Между тем самые незначительные его переезды напоминали выступление в дорогу каравана. Они требовали не менее пятисот тридцати пяти лошадей. Ни роскошных экипажей, ничего блестящего и нарядного, но много народу в многочисленных повозках, из которых большинство было не что иное, как кое-как запряженные таратайки. И эти люди уничтожали при проезде столько съестных припасов, что их хватило бы на целый городок. Вот что требовалось для каждого стола в походную кухню государя; несколько пудов свежей говядины, целый теленок, два козленка, один баран, два поросенка, две индейки, четыре пулярки, два каплуна, от шести до десяти кур, четыре пары цыплят, две пары глухарей, три пары куропаток, четыре пары рябчиков, три с половиной пуда лучшей крупитчатой муки, десять фунтов сливочного масла, столько же кухонного, сотня яиц, десять бутылок густых сливок, десять бутылок молока, десять фунтов соли, ведро кислой капусты, пятьдесят крупных раков, четыре фунта крупы, рыбы живой на два блюда в скоромные дни и на двенадцать в постные; сверх того, огурцы, шампиньоны, лимоны, разная зелень и проч. Принимая во внимание число человек, которых, надо было накормить, это немного, и один аппетит Людовика XIV требовал в другом роде изобильных меню.

Разница между Версалем и Гагчиной чувствовалась еще сильнее в явлениях нравственного порядка.
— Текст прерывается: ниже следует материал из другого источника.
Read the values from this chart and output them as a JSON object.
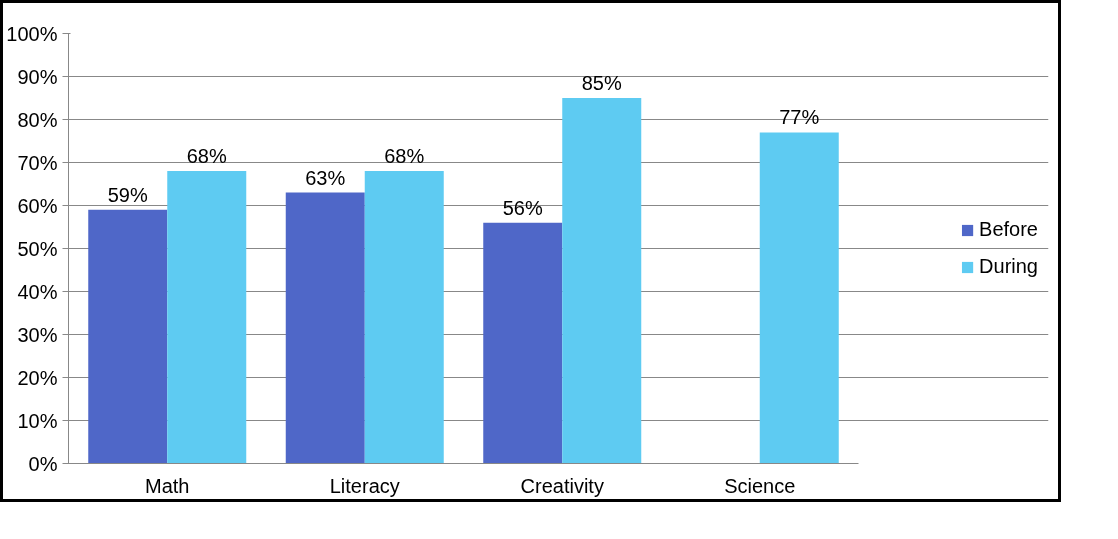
{
  "chart_data": {
    "type": "bar",
    "categories": [
      "Math",
      "Literacy",
      "Creativity",
      "Science"
    ],
    "series": [
      {
        "name": "Before",
        "color": "#4f67c8",
        "values": [
          59,
          63,
          56,
          null
        ],
        "value_labels": [
          "59%",
          "63%",
          "56%",
          null
        ]
      },
      {
        "name": "During",
        "color": "#5ecbf2",
        "values": [
          68,
          68,
          85,
          77
        ],
        "value_labels": [
          "68%",
          "68%",
          "85%",
          "77%"
        ]
      }
    ],
    "ylim": [
      0,
      100
    ],
    "yticks": [
      {
        "value": 0,
        "label": "0%"
      },
      {
        "value": 10,
        "label": "10%"
      },
      {
        "value": 20,
        "label": "20%"
      },
      {
        "value": 30,
        "label": "30%"
      },
      {
        "value": 40,
        "label": "40%"
      },
      {
        "value": 50,
        "label": "50%"
      },
      {
        "value": 60,
        "label": "60%"
      },
      {
        "value": 70,
        "label": "70%"
      },
      {
        "value": 80,
        "label": "80%"
      },
      {
        "value": 90,
        "label": "90%"
      },
      {
        "value": 100,
        "label": "100%"
      }
    ],
    "grid": "y",
    "legend": "right"
  }
}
Король-Солнце отражал в своей сверхчеловеческой личности сияние целого созвездия звезд разной величины, которые все способствовали величию этого центрального светила и составляли с ним неразрывное целое. Но, верный своему понятию о царе, Павел считал все, что было вне его личности, пылью, состоявшей из темных и инертных атомов. Один он выводил их из ничтожества, куда мог снова возвратить через несколько мгновений. Один он давал им жизнь, и свет, и тепло.

– Знайте, сударь, что в моем государстве велик только тот человек, с кем я говорю, и пока я с ним говорю.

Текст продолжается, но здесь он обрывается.